Leanne Shapton
I’ve revered Leanne Shapton’s illustrations ever since I first came across them in “Fresh Dialogue Four“, book four of a series that document the Fresh Dialogue event by the New York Chapter of AIGA.
Shapton recalls that she started illustration at the age of fourteen when her dad gave her a book by illustrator James McMullan. She would copy his illustrations “like crazy”. Later when she was in New York City attending Pratt (where she met photographer Jason Fulford, and together they started J&L Books), she found a James McMullan in the phone book and called him. She visited him and started working for him.

Shapton had a habit of drawing mock covers for books that she read.
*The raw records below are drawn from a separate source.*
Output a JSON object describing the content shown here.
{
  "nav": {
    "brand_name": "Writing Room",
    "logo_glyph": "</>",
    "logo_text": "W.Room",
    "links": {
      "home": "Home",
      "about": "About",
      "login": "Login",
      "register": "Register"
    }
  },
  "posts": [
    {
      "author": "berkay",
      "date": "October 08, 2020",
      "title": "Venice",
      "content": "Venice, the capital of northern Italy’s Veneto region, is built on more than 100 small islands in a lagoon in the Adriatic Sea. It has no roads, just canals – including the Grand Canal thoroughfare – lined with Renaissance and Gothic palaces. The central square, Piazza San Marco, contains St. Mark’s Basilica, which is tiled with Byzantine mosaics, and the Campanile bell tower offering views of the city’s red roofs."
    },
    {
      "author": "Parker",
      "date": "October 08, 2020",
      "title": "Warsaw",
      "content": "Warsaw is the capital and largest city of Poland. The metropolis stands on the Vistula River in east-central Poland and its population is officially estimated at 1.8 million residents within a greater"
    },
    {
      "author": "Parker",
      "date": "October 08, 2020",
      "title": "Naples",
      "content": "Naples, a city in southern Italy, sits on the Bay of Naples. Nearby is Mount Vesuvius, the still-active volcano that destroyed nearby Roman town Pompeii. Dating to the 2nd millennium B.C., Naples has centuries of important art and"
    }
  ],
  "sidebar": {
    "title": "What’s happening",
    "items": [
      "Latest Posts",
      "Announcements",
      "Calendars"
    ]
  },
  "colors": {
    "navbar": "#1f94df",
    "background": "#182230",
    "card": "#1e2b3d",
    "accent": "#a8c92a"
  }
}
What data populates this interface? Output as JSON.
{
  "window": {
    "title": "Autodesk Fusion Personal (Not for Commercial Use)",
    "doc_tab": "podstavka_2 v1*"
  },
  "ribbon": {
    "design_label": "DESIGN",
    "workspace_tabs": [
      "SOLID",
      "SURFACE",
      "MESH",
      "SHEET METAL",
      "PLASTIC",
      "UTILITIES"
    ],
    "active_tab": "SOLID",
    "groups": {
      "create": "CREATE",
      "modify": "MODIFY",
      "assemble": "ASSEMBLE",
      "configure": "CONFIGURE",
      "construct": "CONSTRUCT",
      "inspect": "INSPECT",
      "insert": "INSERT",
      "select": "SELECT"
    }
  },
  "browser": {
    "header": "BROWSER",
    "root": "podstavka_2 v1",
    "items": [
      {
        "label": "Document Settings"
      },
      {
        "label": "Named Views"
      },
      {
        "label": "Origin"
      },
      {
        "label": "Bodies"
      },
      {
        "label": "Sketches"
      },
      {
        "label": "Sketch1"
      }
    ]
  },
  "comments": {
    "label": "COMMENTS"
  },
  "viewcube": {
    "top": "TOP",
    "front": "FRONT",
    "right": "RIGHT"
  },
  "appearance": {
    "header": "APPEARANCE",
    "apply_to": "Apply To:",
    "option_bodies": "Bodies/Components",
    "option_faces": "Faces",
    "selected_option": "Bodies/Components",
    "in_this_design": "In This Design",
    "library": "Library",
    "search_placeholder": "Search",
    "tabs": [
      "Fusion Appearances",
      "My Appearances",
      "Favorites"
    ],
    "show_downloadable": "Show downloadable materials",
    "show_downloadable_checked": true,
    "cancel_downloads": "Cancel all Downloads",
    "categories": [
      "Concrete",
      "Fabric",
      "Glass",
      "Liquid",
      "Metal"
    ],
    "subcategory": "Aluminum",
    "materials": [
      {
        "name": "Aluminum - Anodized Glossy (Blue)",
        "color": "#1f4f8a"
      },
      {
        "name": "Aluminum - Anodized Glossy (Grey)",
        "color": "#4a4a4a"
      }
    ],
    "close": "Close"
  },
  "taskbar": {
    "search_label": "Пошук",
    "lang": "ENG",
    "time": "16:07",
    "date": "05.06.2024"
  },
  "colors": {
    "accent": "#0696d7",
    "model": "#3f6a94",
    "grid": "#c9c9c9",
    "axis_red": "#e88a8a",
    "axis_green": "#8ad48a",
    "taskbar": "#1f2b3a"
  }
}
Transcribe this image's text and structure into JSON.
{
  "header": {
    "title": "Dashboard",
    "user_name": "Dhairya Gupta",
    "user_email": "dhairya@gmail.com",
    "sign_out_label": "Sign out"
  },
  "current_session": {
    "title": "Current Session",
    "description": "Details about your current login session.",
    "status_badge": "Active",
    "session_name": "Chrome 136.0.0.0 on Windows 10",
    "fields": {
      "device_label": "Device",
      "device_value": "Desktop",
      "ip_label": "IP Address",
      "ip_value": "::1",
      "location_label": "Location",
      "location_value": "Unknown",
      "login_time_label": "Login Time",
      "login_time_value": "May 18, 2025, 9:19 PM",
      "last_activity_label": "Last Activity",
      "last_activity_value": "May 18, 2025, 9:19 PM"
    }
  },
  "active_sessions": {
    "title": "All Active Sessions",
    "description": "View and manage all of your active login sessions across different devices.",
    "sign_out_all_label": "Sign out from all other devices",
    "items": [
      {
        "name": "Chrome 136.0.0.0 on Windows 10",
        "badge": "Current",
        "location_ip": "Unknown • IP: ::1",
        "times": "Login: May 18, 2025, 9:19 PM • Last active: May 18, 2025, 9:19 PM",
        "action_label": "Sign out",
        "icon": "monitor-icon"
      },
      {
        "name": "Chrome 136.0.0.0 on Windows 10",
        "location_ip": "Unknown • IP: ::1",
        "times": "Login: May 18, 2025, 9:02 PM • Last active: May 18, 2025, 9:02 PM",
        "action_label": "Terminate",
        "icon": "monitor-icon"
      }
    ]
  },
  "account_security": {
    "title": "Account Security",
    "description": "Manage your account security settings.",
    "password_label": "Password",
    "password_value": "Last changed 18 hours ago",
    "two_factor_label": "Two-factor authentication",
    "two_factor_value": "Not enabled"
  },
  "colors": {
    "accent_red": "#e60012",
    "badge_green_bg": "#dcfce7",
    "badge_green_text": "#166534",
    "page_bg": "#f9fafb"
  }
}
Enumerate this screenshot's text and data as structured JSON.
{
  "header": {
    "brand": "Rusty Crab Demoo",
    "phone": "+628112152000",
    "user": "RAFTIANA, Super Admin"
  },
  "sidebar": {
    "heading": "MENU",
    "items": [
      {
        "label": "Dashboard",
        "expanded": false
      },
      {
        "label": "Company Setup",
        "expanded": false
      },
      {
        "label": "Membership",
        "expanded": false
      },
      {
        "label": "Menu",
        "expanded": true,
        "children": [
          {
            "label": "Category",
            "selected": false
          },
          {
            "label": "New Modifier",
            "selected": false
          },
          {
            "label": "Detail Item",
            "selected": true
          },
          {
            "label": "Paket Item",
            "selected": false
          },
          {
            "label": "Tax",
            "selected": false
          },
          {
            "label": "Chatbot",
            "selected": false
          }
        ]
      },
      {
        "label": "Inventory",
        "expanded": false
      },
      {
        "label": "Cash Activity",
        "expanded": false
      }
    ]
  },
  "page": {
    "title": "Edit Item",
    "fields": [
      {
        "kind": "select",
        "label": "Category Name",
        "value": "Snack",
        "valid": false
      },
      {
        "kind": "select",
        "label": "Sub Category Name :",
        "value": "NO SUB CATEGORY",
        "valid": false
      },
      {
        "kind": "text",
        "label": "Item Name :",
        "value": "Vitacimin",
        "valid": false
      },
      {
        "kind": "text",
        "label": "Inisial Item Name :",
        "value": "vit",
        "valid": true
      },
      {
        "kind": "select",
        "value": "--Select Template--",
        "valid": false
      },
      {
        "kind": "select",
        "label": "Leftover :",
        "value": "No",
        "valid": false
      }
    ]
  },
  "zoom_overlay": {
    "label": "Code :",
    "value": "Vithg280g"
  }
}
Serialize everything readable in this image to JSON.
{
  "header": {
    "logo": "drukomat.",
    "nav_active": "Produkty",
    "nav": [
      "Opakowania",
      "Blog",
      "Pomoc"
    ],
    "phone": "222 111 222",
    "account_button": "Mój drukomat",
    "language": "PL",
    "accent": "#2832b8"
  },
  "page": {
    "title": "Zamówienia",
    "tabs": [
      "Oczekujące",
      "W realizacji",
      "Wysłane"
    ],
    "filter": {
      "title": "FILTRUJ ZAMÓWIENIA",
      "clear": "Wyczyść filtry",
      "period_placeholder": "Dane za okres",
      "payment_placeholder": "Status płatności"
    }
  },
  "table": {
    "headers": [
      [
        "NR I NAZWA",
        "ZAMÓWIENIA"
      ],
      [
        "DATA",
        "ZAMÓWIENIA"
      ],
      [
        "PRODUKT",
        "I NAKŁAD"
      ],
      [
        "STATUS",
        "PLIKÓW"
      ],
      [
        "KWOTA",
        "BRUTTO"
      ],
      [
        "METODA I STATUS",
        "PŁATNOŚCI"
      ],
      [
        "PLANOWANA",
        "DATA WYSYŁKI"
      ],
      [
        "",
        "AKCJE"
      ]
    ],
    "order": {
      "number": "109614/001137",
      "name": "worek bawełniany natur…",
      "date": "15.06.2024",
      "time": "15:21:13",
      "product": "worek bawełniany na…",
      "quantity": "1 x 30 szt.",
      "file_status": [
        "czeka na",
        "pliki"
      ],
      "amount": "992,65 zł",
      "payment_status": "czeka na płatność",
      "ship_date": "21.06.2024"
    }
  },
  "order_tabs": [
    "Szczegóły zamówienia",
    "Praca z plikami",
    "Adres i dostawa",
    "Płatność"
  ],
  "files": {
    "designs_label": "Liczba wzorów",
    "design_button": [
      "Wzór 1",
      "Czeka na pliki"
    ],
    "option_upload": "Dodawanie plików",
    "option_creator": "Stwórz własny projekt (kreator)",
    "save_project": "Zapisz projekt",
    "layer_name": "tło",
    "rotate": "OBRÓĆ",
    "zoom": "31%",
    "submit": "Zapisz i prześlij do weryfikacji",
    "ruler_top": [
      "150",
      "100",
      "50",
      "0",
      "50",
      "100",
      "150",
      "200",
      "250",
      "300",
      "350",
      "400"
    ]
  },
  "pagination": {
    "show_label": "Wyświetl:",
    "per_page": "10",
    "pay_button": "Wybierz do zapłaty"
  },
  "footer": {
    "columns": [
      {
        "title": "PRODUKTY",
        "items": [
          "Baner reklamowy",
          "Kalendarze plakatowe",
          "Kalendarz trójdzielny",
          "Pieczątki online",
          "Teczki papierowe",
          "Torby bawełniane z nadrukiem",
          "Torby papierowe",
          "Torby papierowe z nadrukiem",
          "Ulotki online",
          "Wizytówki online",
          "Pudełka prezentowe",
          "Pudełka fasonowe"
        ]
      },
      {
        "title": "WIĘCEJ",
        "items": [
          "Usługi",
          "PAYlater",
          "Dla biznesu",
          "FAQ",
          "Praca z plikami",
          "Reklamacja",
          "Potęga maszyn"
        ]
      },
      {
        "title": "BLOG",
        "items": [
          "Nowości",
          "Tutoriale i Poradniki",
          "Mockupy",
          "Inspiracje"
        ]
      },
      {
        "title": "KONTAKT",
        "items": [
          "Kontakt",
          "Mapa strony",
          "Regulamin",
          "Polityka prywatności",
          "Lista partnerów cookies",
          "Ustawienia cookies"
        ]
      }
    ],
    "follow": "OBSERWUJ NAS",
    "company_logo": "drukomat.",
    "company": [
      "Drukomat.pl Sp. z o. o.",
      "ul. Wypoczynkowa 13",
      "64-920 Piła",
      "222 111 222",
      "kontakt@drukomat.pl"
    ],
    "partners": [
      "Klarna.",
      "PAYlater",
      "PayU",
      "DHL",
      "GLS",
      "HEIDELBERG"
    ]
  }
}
The image above shows some of the Herman Hesse covers that she was commissioned by Rodrigo Corral to illustrate, published by Farrar, Straus and Giroux. The second row of Hesse covers are drawn by Milton Glaser. Shapton’s mentor, James McMullan, used to be part of the legendary Push Pin Studios, along with Glaser and Seymour Chwast.
In 1997, Shapton, again, picked up the phone and called Ken Whyte, the editor in chief of a new Canadian newspaper at the time, National Post. She tried to sell the idea of visual journalism for the arts and culture section of the paper, and she was offered the job to art direct that section, called Avenue. Some amazing work came out of that time, when she was able to commission illustrators and designers such as Seth, Dave Eggers, Brian Cronin (see Judy’s last post), and her mentor, Jame McMullan.

FSG recently published a book by Shapton called “Was She Pretty?“, some sort of an adult children book, if you will. The book is a collection of short stories (usually less than a paragraph long) of people’s recollection of their ex-lovers, and each story is paired with beautiful line drawings. Here’s a sample of a story,
Joe kept a photograph of his ex-girlfriend in a frame on top of his upright piano. One day his girlfriend Stacy felt like dusting and the photograph accidentally fell between the piano and the wall.
There you have it.
Ms. Shapton’s drawings are interesting in that they remind me of the early work of Donald Baechler, and Raymond Pettibon. Her brushed lettering even further recalls the pioneering work of artist Jessica Diamond from the early 1980’s. Diamond’s infamous “Helpless Peabrain” drawings on rice paper, and her caustic handwritten diatribes and slogans predate all the above. Like the artist Cady Noland, Jessica Diamond remains mysteriously hidden in the periphery from public scrutiny (or acknowledgement).